Hatay’da 245 sağlık emekçisi hayatını kaybetti, beş hastane yıkıldı
Hatay’da depremden önce 12 hastane ve 680 birinci basamak sağlık tesisi, 1 milyon 686 bin kişiye hizmet veriyordu. Hekim başına düşen kişi sayısı 711 iken, 17 göçmen sağlığı merkezi bulunuyordu. Resmi rakamlara göre, 6 Şubat depremlerinde 23 bin 65 kişi hayatını kaybetti. Hatay Sağlık Müdürlüğü ve Hatay Tabip Odası’ndan elde edilen verilere göre, 245 sağlık emekçisi hayatını kaybetti.
Hatay Tabip Odası Yönetim Kurulu üyesi Sami Reyhan depremden sonra kentte ayakta kalan tek özel hastane olduğunu belirti ve ekledi: “Hatay’da ikisi kamu üç özel hastane yıkıldı. Bir tane kadın doğum ve çocukta hizmet veren hastanemiz ayakta kaldı. Herkese başlarda buralarda bakıldı. Sonra sahra hastanesi ve Defne Hastanesi kuruldu ve onlar da aktif hasta bakıyor” dedi.
Buralara ulaşım güçlüğünden bahseden Reyhan, Defne Hastanesi’nin kent merkezinin uzağına kurulmasının erişim zorluğu yarattığını vurguladı. 200’e yakın konteyner kentte yüzlerce kişinin yaşadığını belirten Reyhan, yaşam koşullarının güçlüğünün sağlık hizmetine duyulan ihtiyacı arttırdığını söyledi. Reyhan, erişim sorunun çözüm beklediğini de dile getirdi.
Kentte 196 ASM’den 57’si yıkıldı ya da ağır hasarla kullanılamaz hale geldi. ASM’lerde ilk dönemde ilk yardımın dahi aksadığını, ilerleyen aylarda aşılama ve gebe izlemlerinde boşluklar doğduğunu söyleyen Reyhan, ASM’lerin hala konteynerlerde hizmet vermeye çalıştığını belirtti. TTB ve diğer sivil toplum örgütleri de kentte çalışmalarını konteynerlerde sürdürüyor. Kentte sıklıkla kesinlen elektrik, bu yeni yaşam alanlarında ısınma sorununu ortaya çıkarıyor.
AFAD kaynakları VOA Türkçe’ye, Hatay’da 215 bin 184 kişinin konteynerlerde kaldığını, bunun 14 bin 664’ünün dağıtılan bireysel konteynerler olduğunu söyledi. 6 Şubat’ın yıldönümünde Hatay’da kurulan konteyner kent sayısı 199’a ulaştı.
Sami Reyhan ayrıca, “300 yatak kapasiteli Defne Devlet Hastanesi yeni açıldı. 96 konteynerden oluşan 54 yataklı Kocaeli Hastanesi ve sahra hastanesi açıldı ama sahra hastanesinde hizmet şartları çok zor çünkü çadırlarda, konteynerlerde bir hastanenin hizmet vermesi kolay değil” dedi.
Kentten hekim göçüne de dikkat çeken Reyhan, “Defne’de daha çok dışarıdan yeni gelen hekimler var buranın hekimleri maalesef büyük oranda göç etti.
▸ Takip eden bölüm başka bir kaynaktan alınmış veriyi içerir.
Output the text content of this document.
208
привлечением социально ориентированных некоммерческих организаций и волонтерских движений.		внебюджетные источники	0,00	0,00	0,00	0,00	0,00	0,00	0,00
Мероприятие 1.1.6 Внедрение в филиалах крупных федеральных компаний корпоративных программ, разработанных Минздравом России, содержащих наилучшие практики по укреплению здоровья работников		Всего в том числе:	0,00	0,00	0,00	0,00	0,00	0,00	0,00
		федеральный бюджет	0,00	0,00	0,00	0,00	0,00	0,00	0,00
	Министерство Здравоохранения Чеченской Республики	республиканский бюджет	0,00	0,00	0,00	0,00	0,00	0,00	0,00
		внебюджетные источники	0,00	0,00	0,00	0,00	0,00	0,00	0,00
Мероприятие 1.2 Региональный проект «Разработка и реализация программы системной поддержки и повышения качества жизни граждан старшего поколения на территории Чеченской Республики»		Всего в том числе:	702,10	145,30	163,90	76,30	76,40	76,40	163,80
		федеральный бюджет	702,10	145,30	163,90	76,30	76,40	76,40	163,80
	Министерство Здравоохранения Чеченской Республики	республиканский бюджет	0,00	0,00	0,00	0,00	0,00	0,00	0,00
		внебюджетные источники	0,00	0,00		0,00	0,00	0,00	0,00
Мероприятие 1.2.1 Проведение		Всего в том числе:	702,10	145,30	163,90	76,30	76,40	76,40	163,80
Kentte 125 aile hekiminden 80 aile hekimi kaldı. ASM’lerde hemşire eksiğimiz var” dedi.
ABD, Hatay’a 100 yataklı sahra hastanesi kurdu. ABD’nin Ankara Büyükelçisi Jeff Flake’in katılımıyla açılan hastane Sağlık Bakanlığı’na devredildi.
Antakya Gülderen’de 400 yataklı Eğitim Araştırma Hastanesi’nin önümüzdeki günlerde açılması bekleniyor.
Malatya’da hastaneler ayakta kaldı ancak sağlık müdürlükleri hasar aldı.